Avec déjà 72 000 feux déclarés en 2019, la forêt amazonienne connaît un triste record.

Arbres carbonisés, fumées suffocantes, ciel assombri, animaux calcinés, les images de la catastrophe qui est en train de se dérouler dans la forêt amazonienne ont de quoi choquer. Et si les photos à la véracité douteuse qui se propagent sur les réseaux sociaux n’ont parfois rien à voir avec le désastre, le constat reste le même : l’Amazonie brûle depuis bientôt trois semaines et les incendies sont devenus hors de contrôle.

"Ce n’est pas un phénomène extraordinaire, il y a des feux tous les ans en Amazonie" , nous confie Béatrice Wedeux, experte forêt chez WWF. Mais cette année, les feux ont pris des proportions sans précédent. Au Brésil, depuis le début de l’année, on dénombre déjà au moins 72 000 incendies dont la moitié se trouve sur le territoire de l’Amazonie. C’est presque deux fois plus que sur l’entièreté de l’année 2018 durant laquelle 39 000 départs de feu ont été enregistrés.

Depuis 2013 et le début des observations systématiques de la forêt amazonienne par satellite, 2019 est l’année la plus dévastatrice. L’institut national de recherche spatiale (INPE) mesure d’ailleurs une augmentation de 83 % des feux de forêt cette année par rapport à la même période l’an passé. Pourtant, chaque année, les fermiers attendent la période sèche pour défricher les terres boisées à grands coups de flammes, dans le but d’en faire des terres destinées aux pâtures, principalement.

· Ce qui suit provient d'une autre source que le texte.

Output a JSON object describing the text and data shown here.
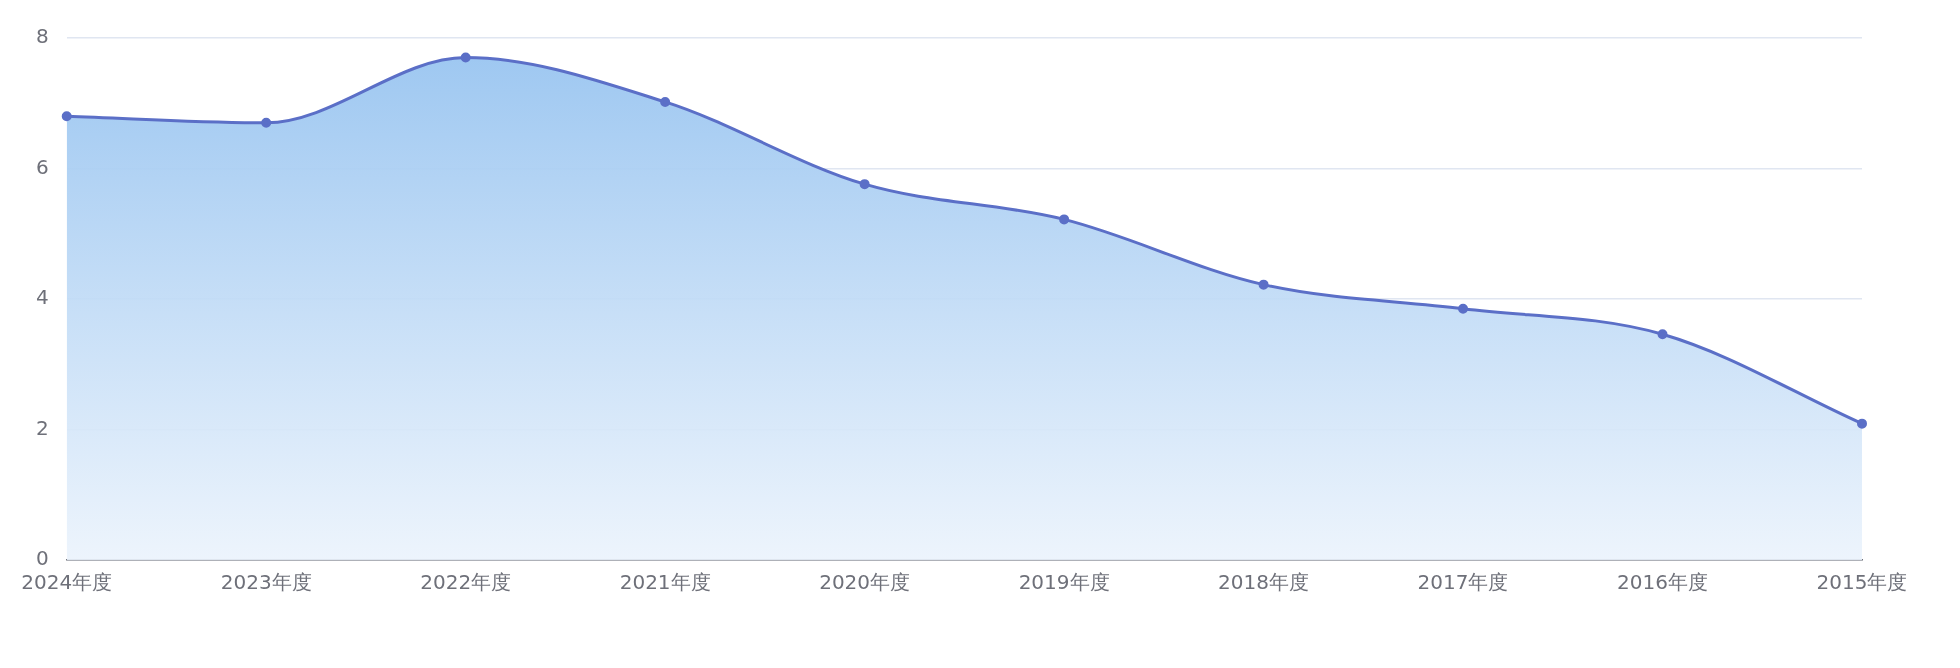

Alors, pourquoi la situation a-t-elle pris une telle ampleur cette année ? Principalement parce que cette déforestation massive reste impunie, voire carrément encouragée (voir ci-contre) depuis l’arrivée au pouvoir du président Jair Bolsonaro en janvier dernier. Et cela n’est pas sans conséquence.

Si le nombre d’hectares réduits en cendres n’a pas encore pu être mesuré à cause de l’épaisse couche de fumée qui cache aux satellites l’état actuel de la forêt, les nuages noirs qui se sont propagés jusqu’à Sao Paulo, soit à plus de 2 000 km de l’Amazonie, sont la conséquence la plus tangible de la catastrophe actuellement.

"En Amazonie, la faune et la flore ne sont pas adaptées aux incendies. S’ils dégénèrent ou qu’ils rentrent dans les réserves d’indigènes, cela aura des conséquences terribles." Sans parler de ce que la destruction du poumon vert de la Terre peut avoir comme impact sur le climat, la biodiversité (l’Amazonie abrite 10 % de la biodiversité mondiale) et sur les précipitations sur le plan régional et mondial.

Pour Jair Bolsonaro, c’est la faute des ONG

Si les incendies se déclarent chaque année en Amazonie pour faire de la place aux cultures et aux élevages, l’accélération de leur fréquence ces derniers mois est largement imputée à la politique du président brésilien Jair Bolsonaro.

"Il a créé un climat d’impunité en renforçant l’agro-industrie et en affaiblissement les lois qui protègent la nature, notamment , explique Béatrice Wedeux. Il invite les fermiers à déboiser de manière inégale alors qu’il est normalement interdit d’utiliser le feu pour déboiser en période sèche."

À titre d’exemple, "depuis son entrée en fonction, l’Institut de l’environnement et des ressources naturelles renouvelables (Ibama) a distribué la quantité d’amendes la plus faible depuis 11 ans, malgré un taux de déforestation 278 % plus élevé en juillet 2019 par rapport à juillet 2018." Il s’agit donc bien d’une conséquence de la déforestation, comme le confirme Ricardo Mello, du programme Amazonie du Fonds mondial pour la nature au Brésil.

Loin de faire face à ses responsabilités, le président d’extrême droite a fait part mercredi et jeudi de ses soupçons concernant une action des ONG défendant l’Amazonie. "Il pourrait s’agir, oui il pourrait, mais je ne l’affirme pas, d’actions criminelles de ces ONG pour attirer l’attention contre ma personne, contre le gouvernement brésilien". Il fait référence aux baisses de subventions accordées aux ONG par le gouvernement qui constituerait, selon lui, un motif suffisant pour que les organisations sur place qui défendent la forêt amazonienne décident soudain d’y mettre le feu.